Ideally, that would be guard Jrue Holiday, but Holiday has made just 35% of his 2-point attempts and 30% of his 3s in this series. Game 4 was Holiday’s worst in terms of efficiency; he went 5-for-22 from the field and missed all five of his shots in the fourth quarter.

A ‘make or miss’ series?

Part of the reason this series has felt so tumultuous is how evenly matched the teams are. As TNT broadcaster Brian Anderson reminded us during Monday’s matchup, both the Celtics and Bucks won 51 games during the regular season, meaning home-court advantage for this series had to be decided by the fifth tiebreaker (record against other East playoff teams).

So far, that’s played out in terms of shot quality.

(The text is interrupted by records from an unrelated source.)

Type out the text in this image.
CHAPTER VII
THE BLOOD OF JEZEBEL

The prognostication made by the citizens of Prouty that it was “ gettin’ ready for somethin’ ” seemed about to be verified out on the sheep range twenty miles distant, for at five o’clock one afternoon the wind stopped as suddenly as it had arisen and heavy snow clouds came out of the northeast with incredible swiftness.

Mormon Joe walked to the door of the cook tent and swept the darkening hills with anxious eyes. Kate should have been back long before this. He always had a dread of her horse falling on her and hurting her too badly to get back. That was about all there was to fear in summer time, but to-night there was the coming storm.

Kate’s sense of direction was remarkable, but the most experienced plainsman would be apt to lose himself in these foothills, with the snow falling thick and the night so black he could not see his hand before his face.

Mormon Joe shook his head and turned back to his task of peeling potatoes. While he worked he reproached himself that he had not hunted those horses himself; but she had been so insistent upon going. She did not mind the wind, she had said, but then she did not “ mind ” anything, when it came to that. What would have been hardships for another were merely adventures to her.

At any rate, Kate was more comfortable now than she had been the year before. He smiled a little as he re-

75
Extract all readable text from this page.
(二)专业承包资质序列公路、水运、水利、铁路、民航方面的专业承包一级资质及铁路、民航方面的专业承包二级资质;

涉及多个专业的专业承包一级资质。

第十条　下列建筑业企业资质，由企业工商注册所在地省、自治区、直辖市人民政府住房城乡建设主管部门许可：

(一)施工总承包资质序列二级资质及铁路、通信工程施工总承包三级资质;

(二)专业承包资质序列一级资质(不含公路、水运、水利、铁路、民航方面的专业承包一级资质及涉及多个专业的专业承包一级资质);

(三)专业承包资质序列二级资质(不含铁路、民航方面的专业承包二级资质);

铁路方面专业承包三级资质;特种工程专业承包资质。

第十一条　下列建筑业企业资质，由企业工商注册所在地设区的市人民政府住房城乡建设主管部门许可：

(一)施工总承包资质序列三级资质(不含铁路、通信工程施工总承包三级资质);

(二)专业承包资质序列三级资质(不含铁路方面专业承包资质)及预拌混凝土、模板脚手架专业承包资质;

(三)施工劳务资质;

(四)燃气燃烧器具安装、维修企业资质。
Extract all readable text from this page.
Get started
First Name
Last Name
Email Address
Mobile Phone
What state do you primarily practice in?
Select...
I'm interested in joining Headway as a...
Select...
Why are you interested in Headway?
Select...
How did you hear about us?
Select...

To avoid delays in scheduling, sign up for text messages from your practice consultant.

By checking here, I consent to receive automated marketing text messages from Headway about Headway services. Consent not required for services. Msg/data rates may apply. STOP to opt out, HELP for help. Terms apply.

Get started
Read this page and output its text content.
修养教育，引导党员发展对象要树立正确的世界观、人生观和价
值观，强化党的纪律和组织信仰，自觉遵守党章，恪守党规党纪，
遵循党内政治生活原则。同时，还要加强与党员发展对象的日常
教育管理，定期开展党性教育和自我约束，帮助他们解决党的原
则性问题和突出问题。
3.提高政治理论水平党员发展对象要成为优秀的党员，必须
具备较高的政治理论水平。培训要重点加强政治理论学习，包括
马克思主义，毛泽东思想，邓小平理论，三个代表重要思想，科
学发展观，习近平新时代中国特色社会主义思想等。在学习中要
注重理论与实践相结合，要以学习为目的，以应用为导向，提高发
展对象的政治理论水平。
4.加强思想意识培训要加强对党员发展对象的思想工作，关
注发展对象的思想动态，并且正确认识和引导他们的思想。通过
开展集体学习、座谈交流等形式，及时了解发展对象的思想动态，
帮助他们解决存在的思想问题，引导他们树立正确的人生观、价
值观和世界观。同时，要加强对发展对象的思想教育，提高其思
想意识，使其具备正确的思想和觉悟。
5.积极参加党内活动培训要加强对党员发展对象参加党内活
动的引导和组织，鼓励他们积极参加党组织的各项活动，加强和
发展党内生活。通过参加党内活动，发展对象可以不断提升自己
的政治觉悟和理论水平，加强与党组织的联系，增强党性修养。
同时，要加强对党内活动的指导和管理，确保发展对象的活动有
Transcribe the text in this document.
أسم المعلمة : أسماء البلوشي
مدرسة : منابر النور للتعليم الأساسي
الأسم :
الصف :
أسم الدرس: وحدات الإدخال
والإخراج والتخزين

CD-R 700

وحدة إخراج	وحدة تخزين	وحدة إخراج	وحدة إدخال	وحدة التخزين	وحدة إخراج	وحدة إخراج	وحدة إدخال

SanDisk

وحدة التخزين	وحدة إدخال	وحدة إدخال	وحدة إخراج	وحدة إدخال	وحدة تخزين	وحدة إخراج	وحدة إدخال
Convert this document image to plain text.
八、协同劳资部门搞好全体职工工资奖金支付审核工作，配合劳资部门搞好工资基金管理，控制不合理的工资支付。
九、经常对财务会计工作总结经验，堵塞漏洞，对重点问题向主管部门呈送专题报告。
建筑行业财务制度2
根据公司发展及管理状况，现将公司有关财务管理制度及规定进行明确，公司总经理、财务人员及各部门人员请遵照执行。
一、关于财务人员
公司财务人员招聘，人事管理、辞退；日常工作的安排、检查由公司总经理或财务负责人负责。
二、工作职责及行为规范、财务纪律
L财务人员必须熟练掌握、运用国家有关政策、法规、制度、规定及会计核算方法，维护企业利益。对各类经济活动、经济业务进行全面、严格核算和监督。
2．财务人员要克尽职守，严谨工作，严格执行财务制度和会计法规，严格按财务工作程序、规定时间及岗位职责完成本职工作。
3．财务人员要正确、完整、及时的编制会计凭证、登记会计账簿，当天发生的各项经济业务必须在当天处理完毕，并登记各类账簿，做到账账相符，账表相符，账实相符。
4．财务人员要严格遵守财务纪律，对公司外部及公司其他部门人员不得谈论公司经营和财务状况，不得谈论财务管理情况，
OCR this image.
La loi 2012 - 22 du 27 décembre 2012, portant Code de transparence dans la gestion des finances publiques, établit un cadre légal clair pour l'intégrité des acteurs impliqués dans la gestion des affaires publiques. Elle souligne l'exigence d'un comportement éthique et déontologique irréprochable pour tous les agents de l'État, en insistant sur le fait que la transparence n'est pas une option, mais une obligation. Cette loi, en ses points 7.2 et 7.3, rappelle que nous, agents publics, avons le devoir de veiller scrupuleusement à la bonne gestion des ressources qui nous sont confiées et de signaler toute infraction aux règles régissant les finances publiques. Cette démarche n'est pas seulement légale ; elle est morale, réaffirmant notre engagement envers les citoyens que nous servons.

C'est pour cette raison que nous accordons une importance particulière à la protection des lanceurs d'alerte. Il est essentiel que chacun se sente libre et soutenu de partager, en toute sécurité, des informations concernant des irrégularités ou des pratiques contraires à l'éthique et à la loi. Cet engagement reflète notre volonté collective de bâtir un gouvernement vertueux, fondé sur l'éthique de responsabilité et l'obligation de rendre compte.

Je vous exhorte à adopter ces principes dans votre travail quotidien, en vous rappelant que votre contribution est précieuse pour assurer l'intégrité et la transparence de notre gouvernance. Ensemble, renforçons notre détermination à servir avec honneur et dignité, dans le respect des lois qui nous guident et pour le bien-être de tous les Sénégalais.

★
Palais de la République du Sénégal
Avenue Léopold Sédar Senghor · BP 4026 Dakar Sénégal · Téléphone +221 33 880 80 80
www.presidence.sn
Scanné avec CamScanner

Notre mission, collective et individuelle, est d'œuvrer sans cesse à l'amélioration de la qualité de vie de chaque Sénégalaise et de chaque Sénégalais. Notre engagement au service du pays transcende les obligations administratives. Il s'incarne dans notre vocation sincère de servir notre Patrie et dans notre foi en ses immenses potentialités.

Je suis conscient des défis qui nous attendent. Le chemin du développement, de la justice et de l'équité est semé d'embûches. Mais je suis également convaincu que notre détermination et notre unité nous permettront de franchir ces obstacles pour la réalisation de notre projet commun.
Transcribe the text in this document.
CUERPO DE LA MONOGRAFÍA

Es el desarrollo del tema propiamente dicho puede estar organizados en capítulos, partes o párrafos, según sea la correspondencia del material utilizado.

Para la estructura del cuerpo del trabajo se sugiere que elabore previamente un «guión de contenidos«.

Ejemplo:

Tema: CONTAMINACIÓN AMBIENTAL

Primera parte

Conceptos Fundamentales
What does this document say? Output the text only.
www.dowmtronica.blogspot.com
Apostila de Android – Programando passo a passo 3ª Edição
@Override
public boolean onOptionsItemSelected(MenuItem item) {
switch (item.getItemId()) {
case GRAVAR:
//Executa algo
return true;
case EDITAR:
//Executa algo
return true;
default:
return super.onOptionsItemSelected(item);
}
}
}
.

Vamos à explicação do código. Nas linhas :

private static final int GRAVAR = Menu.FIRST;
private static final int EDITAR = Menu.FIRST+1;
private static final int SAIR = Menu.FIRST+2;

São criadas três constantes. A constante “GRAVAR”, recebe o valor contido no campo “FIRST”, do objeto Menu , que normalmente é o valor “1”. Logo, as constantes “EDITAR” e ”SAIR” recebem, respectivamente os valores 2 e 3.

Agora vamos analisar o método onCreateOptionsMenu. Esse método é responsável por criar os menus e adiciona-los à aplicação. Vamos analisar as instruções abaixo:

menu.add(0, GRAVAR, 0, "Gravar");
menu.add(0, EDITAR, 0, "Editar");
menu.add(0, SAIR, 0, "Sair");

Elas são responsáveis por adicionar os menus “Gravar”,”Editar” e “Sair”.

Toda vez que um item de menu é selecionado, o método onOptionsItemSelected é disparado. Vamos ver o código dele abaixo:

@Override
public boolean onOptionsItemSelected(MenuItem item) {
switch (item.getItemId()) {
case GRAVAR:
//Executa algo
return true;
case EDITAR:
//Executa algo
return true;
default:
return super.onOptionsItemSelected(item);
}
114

According to Second Spectrum’s qualified shot probability measure (qSP), which estimates the expected effective field goal percentage (eFG%) based on the location and type of shot, the distance to nearby defenders and the ability of the shooter, the two teams have been closely matched.

Boston’s 54.9% qSP is a hair ahead of Milwaukee’s 54.3% mark. Only the Miami Heat and Philadelphia 76ers are closer matched in shot quality so far in the second round.

Naturally, the closer a series, the more likely it is to hinge on shot-making in a given game. There’s a reason the NBA is (correctly) tagged a “make or miss league” even though shooting variance exists at every level of the sport. In other leagues, the differences between the two teams tend to be larger, making it less likely shot-making will determine the outcome.

So far during this series, we’ve seen dreadful shot-making by Boston in Game 1 (their third-worst in a game all season, based on the difference between qSP and the team’s actual eFG% in the game), both teams in Game 3 (fifth-worst of the season for both teams) and then Milwaukee again in Game 4 (fourth worst).

The poor shooting in this series isn’t entirely random. It’s a testament to how locked in these two elite defenses are. Still, which defense will have the upper hand from night to night is impossible to predict.

By virtue of home-court advantage, the Celtics are again the favorites in this series. Boston will be at home for two of the potential remaining three games, and the edge for home teams in Game 7 is typically larger than in other games. Still, the Bucks are one good performance away from yet another turn in a series defined by them.